М.В. Буташевич-Петрашевский

В апреле 1849 года в Москве арестовали несколько молодых людей, посещавших «пятницы» у чиновника Буташевича-Петрашевского. Это знаменитая история, считалось, что у Петрашевского готовился чуть ли не заговор с целью убийства императора. На самом деле это было вполне невинное общество увлеченных политикой интеллигентов, которые на своих собраниях («пятницах») пили чай, читали стихи, обсуждали социалистические идеи французского философа Фурье. Впрочем, к тому времени для постаревшего Николая, чье царствование началось с восстания декабристов, даже такие невинные встречи и намерения выглядели как подготовка к бунту. «Ибо с 1848 года, — пишет один из исследователей. — в государе было замечено сильное охлаждение к собственным, а тем паче чужим эмансипационным прожектам». Среди членов кружка был и молодой писатель Федор Достоевский. Именно арест, следствие, суд и десять лет скитаний по «мертвым домам», острогам, пехотным полкам — может, эта «сумма страданий» и сделала начинающего беллетриста великим писателем.

Члены «кружка петрашевцев» были арестованы и заключены в крепость. Вместе с ними в 3 отделение, которому было поручено вести следствие, доставили изъятые на квартирах арестованных книги и бумаги. Все бумаги были распределены, переписаны и внесены в реестр. И там, под номером 71, обнаружилась записка «О состоянии крепостных крестьян»! Документ, который уже семь лет хранился в личном сейфе министра государственных имуществ князя Киселева!

У князя был родной племянник, Владимир Милютин, молодой шалопай, служивший в Министерстве сельского хозяйства. Он частенько наведывался в Коломну, на «пятницы» петрашевцев, хотя впоследствии сановный дядя его от следствия и суда «отмазал». Он-то и притащил Петрашевскому тот самый злополучный манускрипт Заблоцкого-Десятовского. Уж как он его вытянул, может, шарился в сейфе у своего рассеянного дяди-министра и сумел сделать копию (есть такая версия). Однако теперь и карьера, и репутация министра, князя Киселева, висела на волоске. Если царь увидит эту записку, если прочтет, если выяснится, что семь лет назад от него скрыли докладную записку об истинном положении крестьянства… «Взыскательный ревизор из столицы, изучив положение крестьян, пришел к выводам столь неутешительным, что граф Киселев не осмелился представить их на высочайшее усмотрение», — с иронией пишут современные историки.
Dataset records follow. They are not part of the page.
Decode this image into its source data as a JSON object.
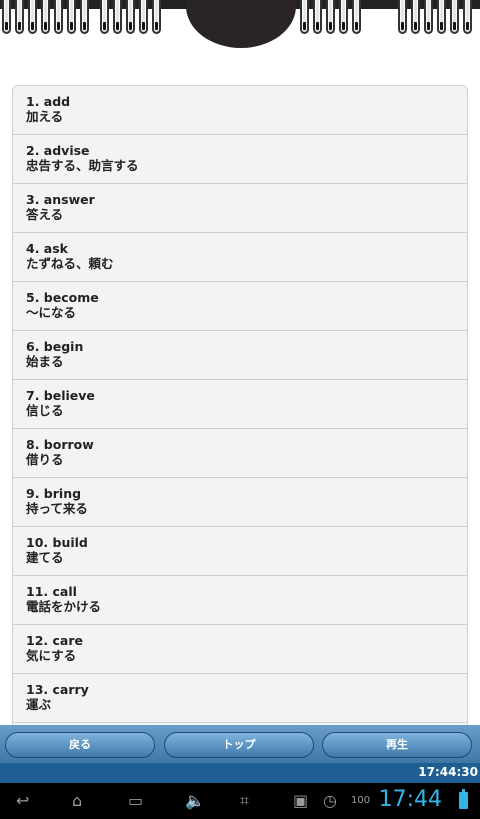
{
  "words": [
    {
      "en": "1. add",
      "ja": "加える"
    },
    {
      "en": "2. advise",
      "ja": "忠告する、助言する"
    },
    {
      "en": "3. answer",
      "ja": "答える"
    },
    {
      "en": "4. ask",
      "ja": "たずねる、頼む"
    },
    {
      "en": "5. become",
      "ja": "〜になる"
    },
    {
      "en": "6. begin",
      "ja": "始まる"
    },
    {
      "en": "7. believe",
      "ja": "信じる"
    },
    {
      "en": "8. borrow",
      "ja": "借りる"
    },
    {
      "en": "9. bring",
      "ja": "持って来る"
    },
    {
      "en": "10. build",
      "ja": "建てる"
    },
    {
      "en": "11. call",
      "ja": "電話をかける"
    },
    {
      "en": "12. care",
      "ja": "気にする"
    },
    {
      "en": "13. carry",
      "ja": "運ぶ"
    }
  ],
  "buttons": {
    "back": "戻る",
    "top": "トップ",
    "play": "再生"
  },
  "status_time": "17:44:30",
  "nav": {
    "clock": "17:44",
    "signal": "100"
  }
}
Записка должна была остаться тайной для императора, не говоря уже о всех остальных.

Могила Десятовского

Могила А.П.Заблоцкого-Десятовского на Смоленском кладбище в С-Петербурге

И князь Киселев решился на самый, может быть, безумный поступок в своей жизни. Он приехал к председателю следственной комиссии князю Голицыну и рассказал всю эту историю. После чего Голицын изъял ужасную докладную записку, положил ее в сейф, закрыл сейф на ключ и сказал Киселеву — «пока я буду жив, никто эту записку не увидит». Царь ее, как уже сказано, не увидел. А вот если бы увидел… мало ли что могло произойти. Приговор «петрашевцам» мог выйти куда более безжалостным. За невинные анекдоты, чаепития и политические дискуссии их и так приговорили к смертной казни (расстрелу!), уже надели мешки на голову и тут прочитали царское помилование — и все поехали на каторгу. А если бы в обвинительном заключении значилась такая «бомба», как записка Заблоцкого…

Эта записка до сих пор не напечатана отдельным изданием, но несколько раз публиковалась в исторических изданиях, ее можно найти в Интернете. Удивительная история, никакой Достоевский не смог бы такое описать!

Дом Заблоцкого-Десятовского приобретённй им в 1851г.